The Court was presided over by the Duke of Gloucester as Constable of England who also adjudicated on the evidence presented by each party and their many witnesses. The trial was to run for five years.

Glyndŵr gave evidence on behalf of Grosvenor saying he had seen Grosvenor bear the arms and that in the counties of Flintshire, Chester and Denbighshire they were accepted as being his rightfully. Glyndŵr's younger brother Tudur also testified to this, as did Puleston. However, eventually Scrope won.
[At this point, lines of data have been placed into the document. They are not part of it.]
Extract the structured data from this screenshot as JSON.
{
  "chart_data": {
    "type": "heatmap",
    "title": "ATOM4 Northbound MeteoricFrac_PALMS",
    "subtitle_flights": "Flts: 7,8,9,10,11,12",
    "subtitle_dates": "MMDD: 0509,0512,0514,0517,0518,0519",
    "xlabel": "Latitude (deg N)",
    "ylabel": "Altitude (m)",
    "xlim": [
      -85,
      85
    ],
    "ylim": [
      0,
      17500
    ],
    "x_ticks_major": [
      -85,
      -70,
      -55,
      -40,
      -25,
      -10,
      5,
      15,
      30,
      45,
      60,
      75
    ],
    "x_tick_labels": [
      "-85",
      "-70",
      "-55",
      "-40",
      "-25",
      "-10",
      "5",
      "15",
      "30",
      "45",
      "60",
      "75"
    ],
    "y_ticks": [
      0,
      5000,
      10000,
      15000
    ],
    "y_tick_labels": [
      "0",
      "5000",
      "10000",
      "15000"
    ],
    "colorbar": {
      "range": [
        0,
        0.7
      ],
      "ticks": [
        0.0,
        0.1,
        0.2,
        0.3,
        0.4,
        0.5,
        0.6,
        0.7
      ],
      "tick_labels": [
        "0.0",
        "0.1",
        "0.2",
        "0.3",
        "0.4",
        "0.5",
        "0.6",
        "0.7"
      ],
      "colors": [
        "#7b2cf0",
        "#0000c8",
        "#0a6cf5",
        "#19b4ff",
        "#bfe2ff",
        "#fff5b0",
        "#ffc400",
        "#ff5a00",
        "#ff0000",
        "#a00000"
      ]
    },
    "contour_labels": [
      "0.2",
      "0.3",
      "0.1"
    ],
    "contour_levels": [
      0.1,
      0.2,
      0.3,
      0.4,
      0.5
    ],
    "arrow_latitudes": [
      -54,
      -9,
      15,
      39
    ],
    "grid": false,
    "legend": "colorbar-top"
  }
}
Puleston later took part in Glyndŵr's rebellion and his extensive lands in the county of Chester, in Shropshire, and Flintshire were declared forfeit before 1401. However, as part of the programme of Royal Pardons meted out by the new King Henry V he received his old lands back, restored to him after the rebellion had petered out around 1415.

== Marriage and issue ==
Robert Puleston married Owain Glyndŵr's younger sister, Lowry. They had a son called John Puleston, whose will was proved in 1444. He married Angharad, a daughter of Griffith Hanmer, of the same family as Owain Glyndŵr's wife, Margaret Hanmer.

Angharad was a granddaughter of Gronw ap Tudor of Anglesey, member of the Tudors of Penmynydd. Another son, Roger Puleston (died 1469), who was a staunch ally of Jasper Tudor, Earl of Pembroke holding Denbigh Castle as Deputy Constable to Jasper Tudor in 1460 and 1461.